Ela me dizia que, ao entrar em um supermercado, colocaram discretamente uma funcionária ao seu lado quando perceberam que era brasileira, para ver se “roubava alguma coisa”.
Disse-me, com um sentimento de indignação: “Sabe a vergonha que sentimos por nos considerarem ladrões só por sermos brasileiros?”
De fato, existe o perigo de que o mundo pense que todos os brasileiros são corruptos como boa parte de seus políticos. E os corruptos se interessam em consolidar a ideia de que a corrupção está no DNA dessa sociedade.
Ninguém nega que também haja, como em todas as partes do mundo, cidadãos comuns que cometem pequenas corrupções. Nada, no entanto, é comparável com o que está surgindo nos porões escuros da corrupção política.
Seria uma ofensa e um desrespeito a esses cidadãos honrados que passam a vida trabalhando, ou que sofrem com o ferrão do desemprego e nem por isso se corrompem.
E que hoje são as vítimas econômicas da grande corrupção político-empresarial.
O perigo de que a imagem do Brasil acabe deturpada pelas notícias que chegam ao exterior sobre os escândalos de corrupção política, considerada uma das maiores do mundo, é real e injusto.
Esse baile de milhões de reais subtraídos do Estado; a quantidade de figuras públicas denunciadas, julgadas, presas e condenadas: deputados, senadores, ministros e ex-ministros, prefeitos e vereadores, e junto com eles os maiores empresários do país, vai criando um caleidoscópio que acaba oferecendo uma figura deformada do que é de como vive a sociedade como um todo.
É injusto, porque o Brasil real, o que trabalha e se endivida, o que não rouba e se conforma com o que ganha, representa 98% dos mais de 200 milhões de habitantes.
Basta um dado fornecido pela ONG Transparência Brasil para constatar o abismo ético que existe entre as pessoas comuns e os políticos: 59% dos deputados (303 em 513) têm algum problema na Justiça e até já tiveram condenações em primeira instância. Por outro lado, só 2% da sociedade tem algum processo judicial pendente, segundo o presidente da OAB Subseção de Santos, Rodrigo Julião.

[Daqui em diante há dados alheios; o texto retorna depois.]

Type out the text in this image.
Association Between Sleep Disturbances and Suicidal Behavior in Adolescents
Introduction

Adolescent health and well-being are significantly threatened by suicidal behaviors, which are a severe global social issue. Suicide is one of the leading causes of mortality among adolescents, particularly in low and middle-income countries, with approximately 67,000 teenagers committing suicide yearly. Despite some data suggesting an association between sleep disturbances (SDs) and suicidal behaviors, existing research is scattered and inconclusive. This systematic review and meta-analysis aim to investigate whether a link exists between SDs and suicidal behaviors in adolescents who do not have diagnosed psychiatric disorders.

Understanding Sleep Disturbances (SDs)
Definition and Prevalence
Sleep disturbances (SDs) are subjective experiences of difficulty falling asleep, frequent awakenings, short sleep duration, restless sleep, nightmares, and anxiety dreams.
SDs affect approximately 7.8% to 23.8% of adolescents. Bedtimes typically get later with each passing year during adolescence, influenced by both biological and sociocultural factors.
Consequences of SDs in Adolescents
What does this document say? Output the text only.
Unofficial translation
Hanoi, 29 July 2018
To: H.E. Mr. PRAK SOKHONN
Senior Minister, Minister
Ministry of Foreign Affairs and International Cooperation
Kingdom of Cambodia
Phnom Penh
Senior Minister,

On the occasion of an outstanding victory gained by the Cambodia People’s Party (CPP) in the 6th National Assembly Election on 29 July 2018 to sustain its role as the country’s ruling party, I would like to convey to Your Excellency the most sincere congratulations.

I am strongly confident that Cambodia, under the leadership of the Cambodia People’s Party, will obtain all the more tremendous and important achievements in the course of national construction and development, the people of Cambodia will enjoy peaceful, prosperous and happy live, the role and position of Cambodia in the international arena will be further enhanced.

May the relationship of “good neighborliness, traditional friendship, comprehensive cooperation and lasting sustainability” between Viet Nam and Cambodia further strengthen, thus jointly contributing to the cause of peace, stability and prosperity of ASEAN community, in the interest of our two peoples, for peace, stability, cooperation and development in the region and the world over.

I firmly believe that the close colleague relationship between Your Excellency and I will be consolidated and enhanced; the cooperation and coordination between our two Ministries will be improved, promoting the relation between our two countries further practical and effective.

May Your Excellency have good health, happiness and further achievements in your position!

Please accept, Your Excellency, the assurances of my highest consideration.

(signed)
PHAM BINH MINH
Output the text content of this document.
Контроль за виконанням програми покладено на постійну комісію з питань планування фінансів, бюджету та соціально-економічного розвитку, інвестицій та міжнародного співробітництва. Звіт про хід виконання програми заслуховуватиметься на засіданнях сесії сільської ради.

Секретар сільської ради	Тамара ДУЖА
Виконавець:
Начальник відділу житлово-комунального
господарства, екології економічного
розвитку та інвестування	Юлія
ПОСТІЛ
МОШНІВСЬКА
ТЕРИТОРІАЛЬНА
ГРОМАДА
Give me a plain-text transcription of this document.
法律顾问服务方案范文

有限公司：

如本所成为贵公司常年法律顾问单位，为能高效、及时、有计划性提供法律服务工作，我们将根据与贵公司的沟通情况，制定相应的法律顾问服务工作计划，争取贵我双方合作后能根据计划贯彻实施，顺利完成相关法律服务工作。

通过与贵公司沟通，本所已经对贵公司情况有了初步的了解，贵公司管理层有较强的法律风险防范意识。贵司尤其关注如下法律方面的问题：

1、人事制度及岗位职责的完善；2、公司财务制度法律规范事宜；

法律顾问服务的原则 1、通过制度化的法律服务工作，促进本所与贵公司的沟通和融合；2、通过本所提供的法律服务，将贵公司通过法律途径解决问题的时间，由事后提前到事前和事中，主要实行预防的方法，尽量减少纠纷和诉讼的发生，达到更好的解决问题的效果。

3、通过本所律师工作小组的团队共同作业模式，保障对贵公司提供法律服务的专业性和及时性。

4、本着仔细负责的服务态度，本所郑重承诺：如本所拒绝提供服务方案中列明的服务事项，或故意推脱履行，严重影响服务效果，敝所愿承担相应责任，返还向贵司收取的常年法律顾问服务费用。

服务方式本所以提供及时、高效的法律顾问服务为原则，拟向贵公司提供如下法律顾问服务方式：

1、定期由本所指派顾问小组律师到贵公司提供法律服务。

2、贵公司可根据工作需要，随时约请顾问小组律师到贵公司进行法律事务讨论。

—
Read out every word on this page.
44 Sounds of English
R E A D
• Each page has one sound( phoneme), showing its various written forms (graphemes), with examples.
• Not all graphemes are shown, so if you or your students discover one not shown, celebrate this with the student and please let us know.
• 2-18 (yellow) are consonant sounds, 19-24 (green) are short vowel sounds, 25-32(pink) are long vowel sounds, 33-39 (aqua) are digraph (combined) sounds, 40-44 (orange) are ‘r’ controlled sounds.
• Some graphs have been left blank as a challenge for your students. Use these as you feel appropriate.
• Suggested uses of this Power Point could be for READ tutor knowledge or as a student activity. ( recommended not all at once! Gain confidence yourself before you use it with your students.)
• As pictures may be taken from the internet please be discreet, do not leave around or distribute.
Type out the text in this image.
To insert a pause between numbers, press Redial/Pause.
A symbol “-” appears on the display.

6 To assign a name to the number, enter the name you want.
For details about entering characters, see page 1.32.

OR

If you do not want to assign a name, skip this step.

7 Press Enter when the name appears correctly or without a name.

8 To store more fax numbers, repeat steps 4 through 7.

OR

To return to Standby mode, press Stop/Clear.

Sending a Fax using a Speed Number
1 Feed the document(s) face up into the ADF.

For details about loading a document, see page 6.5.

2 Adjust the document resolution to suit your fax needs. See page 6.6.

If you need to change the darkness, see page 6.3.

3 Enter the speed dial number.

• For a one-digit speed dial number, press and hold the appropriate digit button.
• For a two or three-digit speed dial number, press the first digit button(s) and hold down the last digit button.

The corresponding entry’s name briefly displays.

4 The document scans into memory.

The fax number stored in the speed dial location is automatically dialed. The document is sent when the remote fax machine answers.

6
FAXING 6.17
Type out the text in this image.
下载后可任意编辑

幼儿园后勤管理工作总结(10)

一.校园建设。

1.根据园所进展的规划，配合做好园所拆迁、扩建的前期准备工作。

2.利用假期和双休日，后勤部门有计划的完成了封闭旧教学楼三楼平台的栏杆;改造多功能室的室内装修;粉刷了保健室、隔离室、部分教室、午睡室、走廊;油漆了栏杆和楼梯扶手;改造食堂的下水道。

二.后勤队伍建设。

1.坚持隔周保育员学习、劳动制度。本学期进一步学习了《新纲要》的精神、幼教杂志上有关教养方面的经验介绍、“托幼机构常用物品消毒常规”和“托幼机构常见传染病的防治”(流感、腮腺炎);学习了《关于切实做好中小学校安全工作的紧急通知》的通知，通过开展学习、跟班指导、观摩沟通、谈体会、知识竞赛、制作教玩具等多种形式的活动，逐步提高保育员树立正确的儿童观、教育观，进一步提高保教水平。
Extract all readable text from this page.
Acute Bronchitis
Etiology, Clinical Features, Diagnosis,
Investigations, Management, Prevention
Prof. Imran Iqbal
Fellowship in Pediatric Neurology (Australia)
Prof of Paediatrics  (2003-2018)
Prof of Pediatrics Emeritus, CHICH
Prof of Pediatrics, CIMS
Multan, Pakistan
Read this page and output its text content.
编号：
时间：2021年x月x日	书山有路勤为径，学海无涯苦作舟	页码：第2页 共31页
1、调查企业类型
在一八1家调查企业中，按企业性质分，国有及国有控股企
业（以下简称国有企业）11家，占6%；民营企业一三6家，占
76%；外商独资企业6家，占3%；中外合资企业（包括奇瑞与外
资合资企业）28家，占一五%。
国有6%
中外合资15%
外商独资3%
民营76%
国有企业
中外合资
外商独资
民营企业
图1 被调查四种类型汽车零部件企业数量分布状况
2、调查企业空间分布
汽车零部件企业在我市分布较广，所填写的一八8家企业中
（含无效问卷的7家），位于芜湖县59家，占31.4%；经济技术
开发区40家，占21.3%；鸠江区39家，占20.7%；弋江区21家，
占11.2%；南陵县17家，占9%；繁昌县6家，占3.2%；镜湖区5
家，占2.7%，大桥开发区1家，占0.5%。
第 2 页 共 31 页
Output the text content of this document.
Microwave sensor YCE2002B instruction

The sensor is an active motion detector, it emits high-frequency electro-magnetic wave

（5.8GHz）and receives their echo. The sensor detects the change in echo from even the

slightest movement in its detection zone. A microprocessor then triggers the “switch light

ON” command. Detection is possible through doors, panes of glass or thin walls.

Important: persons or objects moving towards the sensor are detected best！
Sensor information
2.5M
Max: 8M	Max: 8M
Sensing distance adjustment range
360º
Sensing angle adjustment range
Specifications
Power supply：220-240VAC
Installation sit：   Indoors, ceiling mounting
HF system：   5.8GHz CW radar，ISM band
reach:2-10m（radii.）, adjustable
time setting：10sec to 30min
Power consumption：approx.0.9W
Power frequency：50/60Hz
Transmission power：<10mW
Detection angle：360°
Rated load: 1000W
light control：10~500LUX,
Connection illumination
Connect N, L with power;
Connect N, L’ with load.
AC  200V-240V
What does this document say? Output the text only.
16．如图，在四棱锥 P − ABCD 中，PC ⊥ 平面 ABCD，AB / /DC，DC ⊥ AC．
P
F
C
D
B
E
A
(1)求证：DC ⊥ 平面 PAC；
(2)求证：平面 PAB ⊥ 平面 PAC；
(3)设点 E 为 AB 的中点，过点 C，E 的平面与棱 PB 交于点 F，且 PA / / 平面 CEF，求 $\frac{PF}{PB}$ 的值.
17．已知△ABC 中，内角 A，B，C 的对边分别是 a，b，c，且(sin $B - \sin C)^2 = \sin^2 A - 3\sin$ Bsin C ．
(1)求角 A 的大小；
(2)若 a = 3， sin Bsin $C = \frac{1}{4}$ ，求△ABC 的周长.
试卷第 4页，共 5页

Entre os ex-ministros dos governos progressistas de Lula e Dilma, 18 são investigados. E nos poucos meses de vida do atual governo de Temer, seis ministros já saíram.
Mais de 40 políticos com foro privilegiado esperam ser julgados pelo Supremo, alguns com até 12 processos em curso, sem contar os que poderão ser envolvidos no escândalo da Odebrecht, apelidado de “Delação do Fim do Mundo”. Calcula-se que mais de 100 políticos sejam acusados de corrupção.
Nos últimos 24 anos, dois presidentes da República, quatro presidentes da Câmara e três presidentes do Senado renunciaram ou tiveram de deixar seus cargos.
É uma lúgubre caravana de políticos importantes envolvidos em corrupção, que a sociedade observa incrédula e enfurecida. Essa sociedade que, sobretudo nas grandes cidades, utiliza todos os dias o transporte público para realizar seu trabalho, tantas vezes alienante, e para quem o aumento de alguns centavos na passagem do ônibus ou do metrô é motivo de angústia.
É o que dizia uma mulher trabalhadora, já idosa, que caminhava no Rio mancando e com o olhar triste e perdido.
Queixava-se a um repórter que a entrevistava que, para ela, “dois reais significavam muito dinheiro e dor”.
Ao contrário de tantos dos seus políticos que nadam no luxo com o dinheiro roubado do erário público, os brasileiros buscam seus momentos de felicidade no que de melhor e mais simples lhes oferece a vida, sabendo contentar-se com o fruto do seu trabalho.
O antigo ditado “pobre, mas honrado” não é algo fora de moda no Brasil. Continua sendo verdade para a massa de milhões de trabalhadores anônimos que tentam transmiti-lo aos seus filhos.
São eles que têm mais direito de se escandalizar com a corrupção de seus políticos e de exigir que prestem contas.
Podemos criticá-los quando aplaudem, ao ver os políticos, pela primeira vez neste país, entrando na prisão, cabisbaixos ou arrogantes?